Who should pay? There are two schools of thought, not only in education but generally. One holds that costs should be borne by those who incur them; the other, that they should be assessed against those who can best afford to pay. In the cultural divide of our times, the philosophically right-of-centre usually favour the first school, while people left-of-centre prefer the second.
“Lefty, the crime is robbery. Robbing the haves is no better than robbing the have-nots.”
“The crime is you, Genghis. No better? The haves have, for heaven’s sake; the have-nots haven’t.”
In logic and equity, it should be no contest. The students take home the $5 pumpkin. They benefit. The pumpkin-taste is in their mouths, the pumpkin-lore in their heads, the pumpkin-contacts in their iPods and the pumpkin-eating diplomas on their walls.
They owe society five bucks.
But hasn’t education value for the entire community?

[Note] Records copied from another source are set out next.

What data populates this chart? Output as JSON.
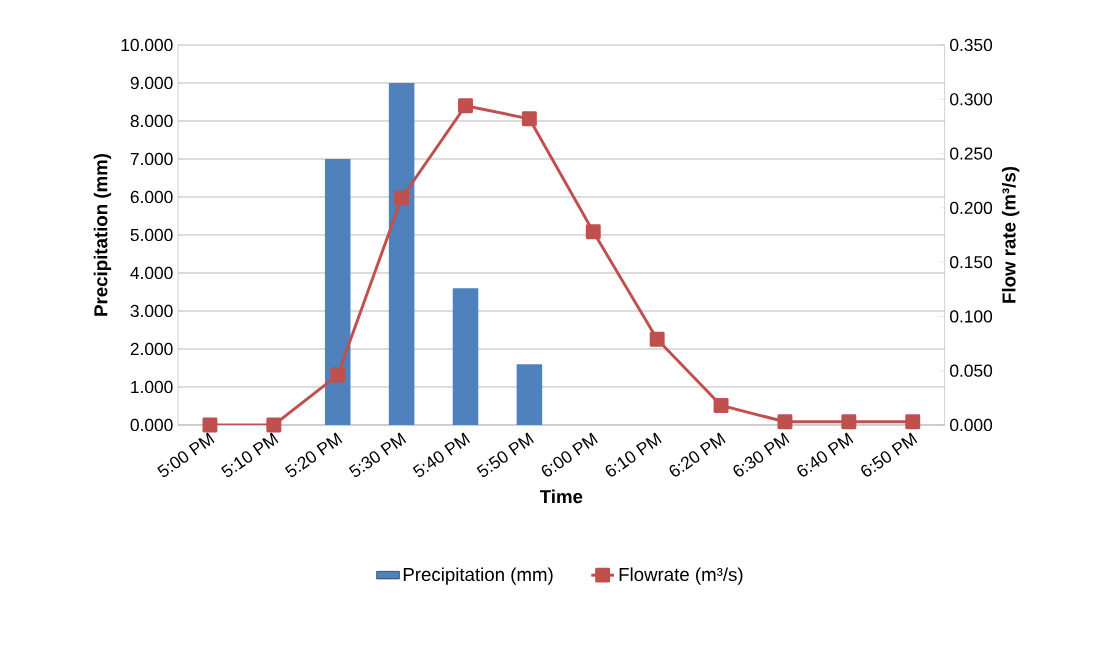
{
  "chart_data": {
    "type": "bar",
    "xlabel": "Time",
    "ylabel": "Precipitation (mm)",
    "y2label": "Flow rate (m³/s)",
    "categories": [
      "5:00 PM",
      "5:10 PM",
      "5:20 PM",
      "5:30 PM",
      "5:40 PM",
      "5:50 PM",
      "6:00 PM",
      "6:10 PM",
      "6:20 PM",
      "6:30 PM",
      "6:40 PM",
      "6:50 PM"
    ],
    "series": [
      {
        "name": "Precipitation (mm)",
        "color": "#4f81bd",
        "values": [
          0,
          0,
          7,
          9,
          3.6,
          1.6,
          0,
          0,
          0,
          0,
          0,
          0
        ]
      },
      {
        "name": "Flowrate (m³/s)",
        "type": "line",
        "axis": "y2",
        "color": "#c0504d",
        "marker": "square",
        "values": [
          0,
          0,
          0.046,
          0.209,
          0.294,
          0.282,
          0.178,
          0.079,
          0.018,
          0.003,
          0.003,
          0.003
        ]
      }
    ],
    "ylim": [
      0,
      10
    ],
    "yticks": [
      {
        "value": 0,
        "label": "0.000"
      },
      {
        "value": 1,
        "label": "1.000"
      },
      {
        "value": 2,
        "label": "2.000"
      },
      {
        "value": 3,
        "label": "3.000"
      },
      {
        "value": 4,
        "label": "4.000"
      },
      {
        "value": 5,
        "label": "5.000"
      },
      {
        "value": 6,
        "label": "6.000"
      },
      {
        "value": 7,
        "label": "7.000"
      },
      {
        "value": 8,
        "label": "8.000"
      },
      {
        "value": 9,
        "label": "9.000"
      },
      {
        "value": 10,
        "label": "10.000"
      }
    ],
    "y2lim": [
      0,
      0.35
    ],
    "y2ticks": [
      {
        "value": 0,
        "label": "0.000"
      },
      {
        "value": 0.05,
        "label": "0.050"
      },
      {
        "value": 0.1,
        "label": "0.100"
      },
      {
        "value": 0.15,
        "label": "0.150"
      },
      {
        "value": 0.2,
        "label": "0.200"
      },
      {
        "value": 0.25,
        "label": "0.250"
      },
      {
        "value": 0.3,
        "label": "0.300"
      },
      {
        "value": 0.35,
        "label": "0.350"
      }
    ],
    "grid": "y",
    "legend": "bottom"
  }
}
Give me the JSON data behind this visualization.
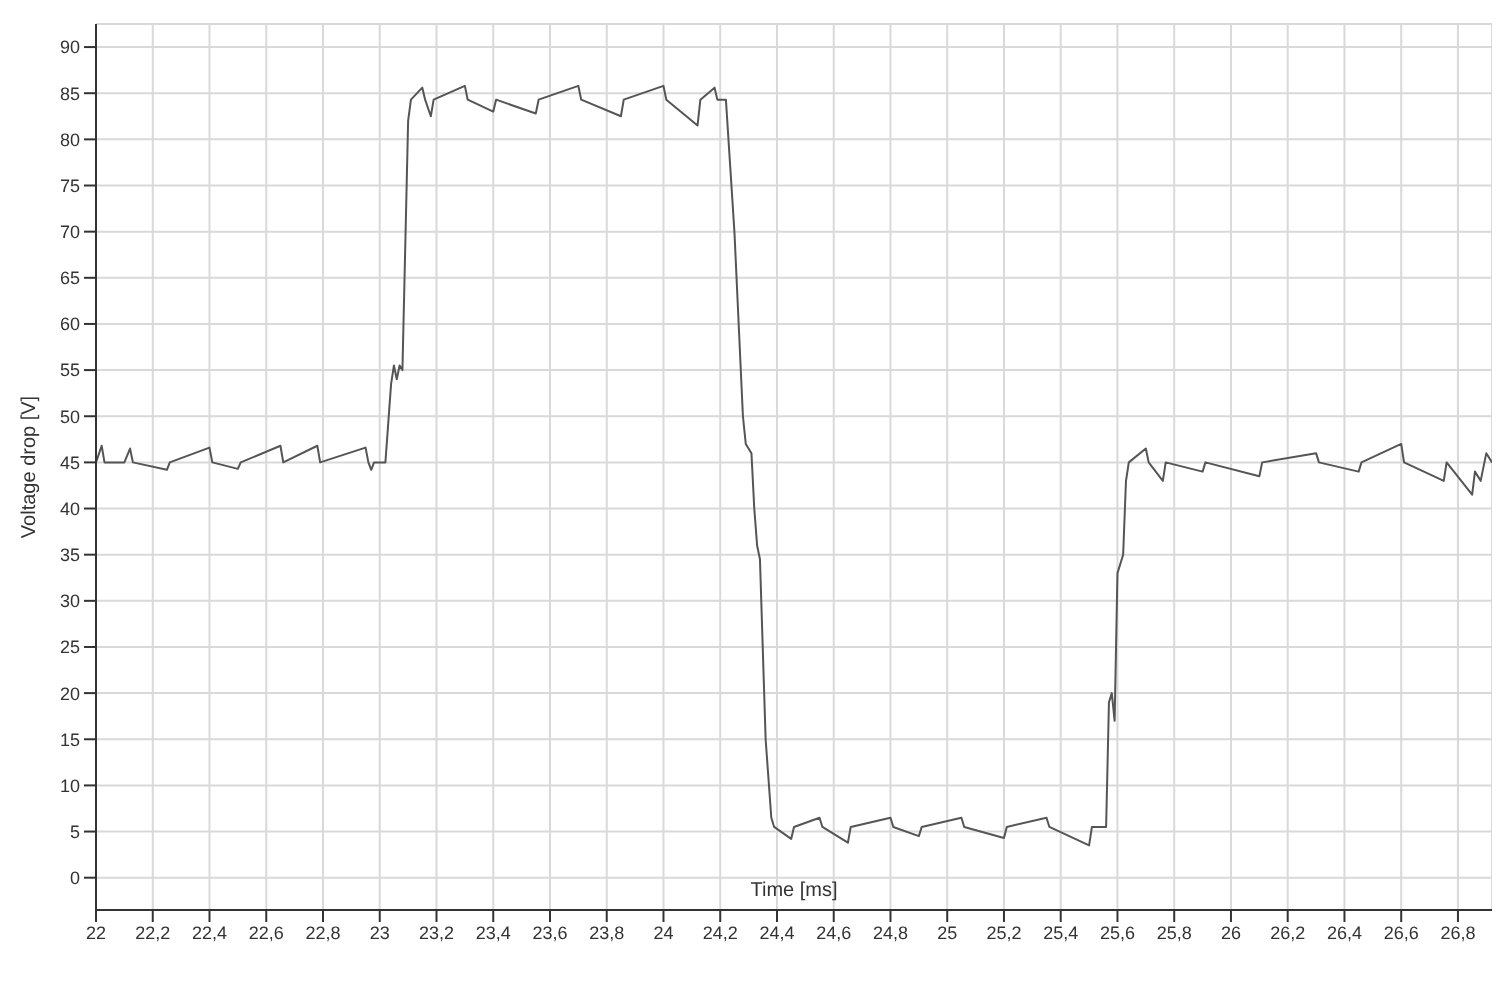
{
  "chart_data": {
    "type": "line",
    "xlabel": "Time [ms]",
    "ylabel": "Voltage drop [V]",
    "xlim": [
      22,
      26.92
    ],
    "ylim": [
      -3.5,
      92.5
    ],
    "xticks": [
      22,
      {
        "value": 22.2,
        "label": "22,2"
      },
      {
        "value": 22.4,
        "label": "22,4"
      },
      {
        "value": 22.6,
        "label": "22,6"
      },
      {
        "value": 22.8,
        "label": "22,8"
      },
      23,
      {
        "value": 23.2,
        "label": "23,2"
      },
      {
        "value": 23.4,
        "label": "23,4"
      },
      {
        "value": 23.6,
        "label": "23,6"
      },
      {
        "value": 23.8,
        "label": "23,8"
      },
      24,
      {
        "value": 24.2,
        "label": "24,2"
      },
      {
        "value": 24.4,
        "label": "24,4"
      },
      {
        "value": 24.6,
        "label": "24,6"
      },
      {
        "value": 24.8,
        "label": "24,8"
      },
      25,
      {
        "value": 25.2,
        "label": "25,2"
      },
      {
        "value": 25.4,
        "label": "25,4"
      },
      {
        "value": 25.6,
        "label": "25,6"
      },
      {
        "value": 25.8,
        "label": "25,8"
      },
      26,
      {
        "value": 26.2,
        "label": "26,2"
      },
      {
        "value": 26.4,
        "label": "26,4"
      },
      {
        "value": 26.6,
        "label": "26,6"
      },
      {
        "value": 26.8,
        "label": "26,8"
      }
    ],
    "yticks": [
      0,
      5,
      10,
      15,
      20,
      25,
      30,
      35,
      40,
      45,
      50,
      55,
      60,
      65,
      70,
      75,
      80,
      85,
      90
    ],
    "grid": true,
    "marker": "none",
    "line_style": "solid",
    "series": [
      {
        "color": "#555555",
        "x": [
          22,
          22.02,
          22.03,
          22.1,
          22.12,
          22.13,
          22.25,
          22.26,
          22.4,
          22.41,
          22.5,
          22.51,
          22.65,
          22.66,
          22.78,
          22.79,
          22.95,
          22.96,
          22.97,
          22.98,
          23.02,
          23.04,
          23.05,
          23.06,
          23.07,
          23.08,
          23.1,
          23.11,
          23.15,
          23.16,
          23.18,
          23.19,
          23.3,
          23.31,
          23.4,
          23.41,
          23.55,
          23.56,
          23.7,
          23.71,
          23.85,
          23.86,
          24.0,
          24.01,
          24.12,
          24.13,
          24.18,
          24.19,
          24.22,
          24.25,
          24.28,
          24.29,
          24.31,
          24.32,
          24.33,
          24.34,
          24.36,
          24.38,
          24.39,
          24.45,
          24.46,
          24.55,
          24.56,
          24.65,
          24.66,
          24.8,
          24.81,
          24.9,
          24.91,
          25.05,
          25.06,
          25.2,
          25.21,
          25.35,
          25.36,
          25.5,
          25.51,
          25.56,
          25.57,
          25.58,
          25.59,
          25.6,
          25.62,
          25.63,
          25.64,
          25.7,
          25.71,
          25.76,
          25.77,
          25.9,
          25.91,
          26.1,
          26.11,
          26.3,
          26.31,
          26.45,
          26.46,
          26.6,
          26.61,
          26.75,
          26.76,
          26.85,
          26.86,
          26.88,
          26.9,
          26.92
        ],
        "values": [
          45,
          46.8,
          45,
          45,
          46.5,
          45,
          44.2,
          45,
          46.6,
          45,
          44.3,
          45,
          46.8,
          45,
          46.8,
          45,
          46.6,
          45,
          44.2,
          45,
          45,
          53.5,
          55.5,
          54,
          55.5,
          55,
          82,
          84.3,
          85.6,
          84.3,
          82.5,
          84.3,
          85.8,
          84.3,
          83,
          84.3,
          82.8,
          84.3,
          85.8,
          84.3,
          82.5,
          84.3,
          85.8,
          84.3,
          81.5,
          84.3,
          85.6,
          84.3,
          84.3,
          70,
          50,
          47,
          46,
          40,
          36,
          34.5,
          15,
          6.5,
          5.5,
          4.2,
          5.5,
          6.5,
          5.5,
          3.8,
          5.5,
          6.5,
          5.5,
          4.5,
          5.5,
          6.5,
          5.5,
          4.3,
          5.5,
          6.5,
          5.5,
          3.5,
          5.5,
          5.5,
          19,
          20,
          17,
          33,
          35,
          43,
          45,
          46.5,
          45,
          43,
          45,
          44,
          45,
          43.5,
          45,
          46,
          45,
          44,
          45,
          47,
          45,
          43,
          45,
          41.5,
          44,
          43,
          46,
          45
        ]
      }
    ]
  }
}
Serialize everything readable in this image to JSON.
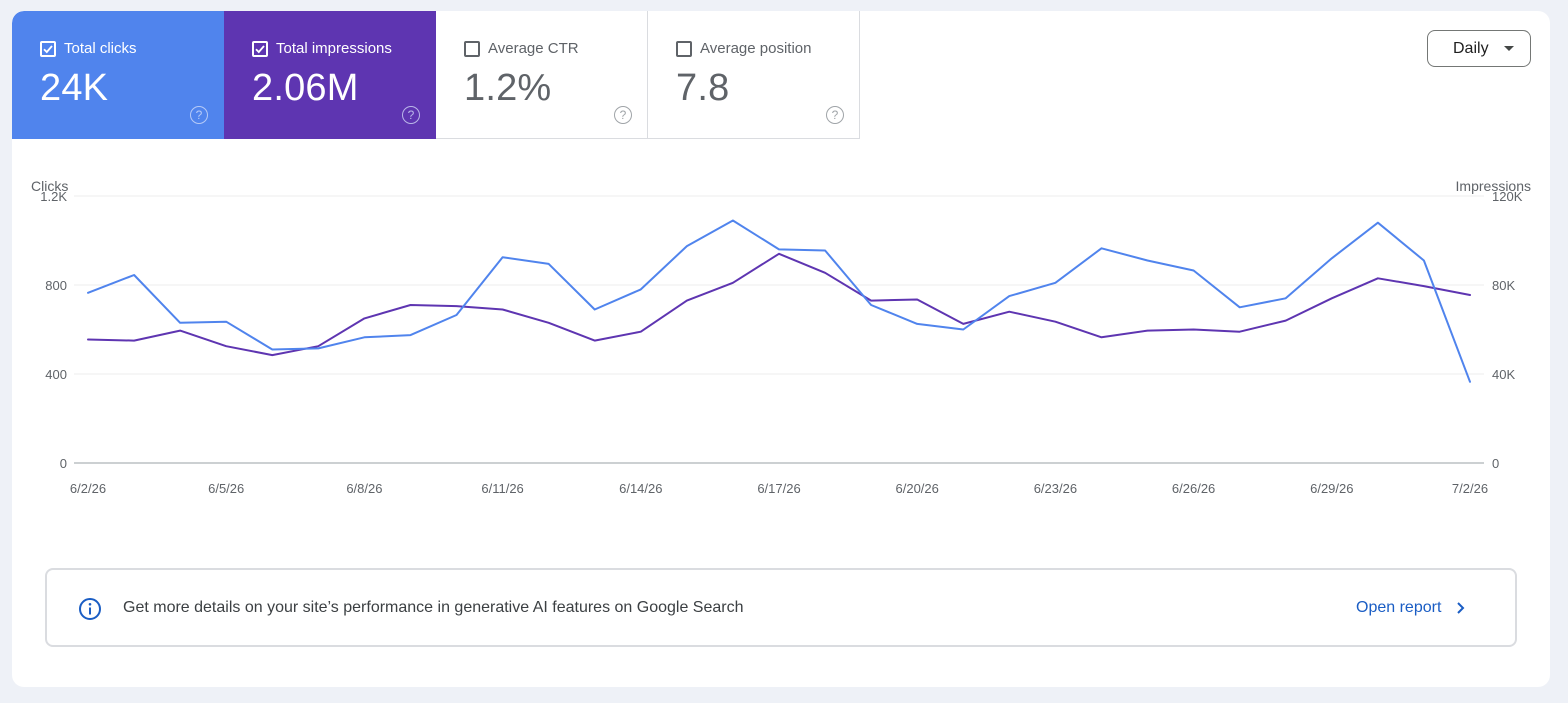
{
  "metrics": [
    {
      "label": "Total clicks",
      "value": "24K",
      "checked": true
    },
    {
      "label": "Total impressions",
      "value": "2.06M",
      "checked": true
    },
    {
      "label": "Average CTR",
      "value": "1.2%",
      "checked": false
    },
    {
      "label": "Average position",
      "value": "7.8",
      "checked": false
    }
  ],
  "granularity": {
    "selected": "Daily"
  },
  "help_glyph": "?",
  "colors": {
    "clicks": "#5084ed",
    "impressions": "#5e35b1",
    "grid": "#ececec",
    "axis": "#9aa0a6"
  },
  "chart_data": {
    "type": "line",
    "ylabel_left": "Clicks",
    "ylabel_right": "Impressions",
    "left_ticks": [
      "0",
      "400",
      "800",
      "1.2K"
    ],
    "right_ticks": [
      "0",
      "40K",
      "80K",
      "120K"
    ],
    "ylim_left": [
      0,
      1200
    ],
    "ylim_right": [
      0,
      120000
    ],
    "x_tick_labels": [
      "6/2/26",
      "6/5/26",
      "6/8/26",
      "6/11/26",
      "6/14/26",
      "6/17/26",
      "6/20/26",
      "6/23/26",
      "6/26/26",
      "6/29/26",
      "7/2/26"
    ],
    "dates": [
      "6/2/26",
      "6/3/26",
      "6/4/26",
      "6/5/26",
      "6/6/26",
      "6/7/26",
      "6/8/26",
      "6/9/26",
      "6/10/26",
      "6/11/26",
      "6/12/26",
      "6/13/26",
      "6/14/26",
      "6/15/26",
      "6/16/26",
      "6/17/26",
      "6/18/26",
      "6/19/26",
      "6/20/26",
      "6/21/26",
      "6/22/26",
      "6/23/26",
      "6/24/26",
      "6/25/26",
      "6/26/26",
      "6/27/26",
      "6/28/26",
      "6/29/26",
      "6/30/26",
      "7/1/26",
      "7/2/26"
    ],
    "series": [
      {
        "name": "Total clicks",
        "axis": "left",
        "values": [
          765,
          845,
          630,
          635,
          510,
          515,
          565,
          575,
          665,
          925,
          895,
          690,
          780,
          975,
          1090,
          960,
          955,
          710,
          625,
          600,
          750,
          810,
          965,
          910,
          865,
          700,
          740,
          920,
          1080,
          910,
          365
        ]
      },
      {
        "name": "Total impressions",
        "axis": "right",
        "values": [
          55500,
          55000,
          59500,
          52500,
          48500,
          52500,
          65000,
          71000,
          70500,
          69000,
          63000,
          55000,
          59000,
          73000,
          81000,
          94000,
          85500,
          73000,
          73500,
          62500,
          68000,
          63500,
          56500,
          59500,
          60000,
          59000,
          64000,
          74000,
          83000,
          79500,
          75500
        ]
      }
    ],
    "grid": true
  },
  "banner": {
    "text": "Get more details on your site’s performance in generative AI features on Google Search",
    "link": "Open report"
  }
}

Sure, and communities chip in big time. Universities are subsidized; scholarships are available to bright students, remedial assistance to dull students, and student-loans to just about anyone. In addition, the wealthy shower gifts, bequests, endowments on educational institutions. Where’s the beef?
If the world were governed by logic and equity there would be none. But the world’s governed by fashion, confusion, greed and — especially — envy. That’s where the beef is, and boy, look at it sizzle!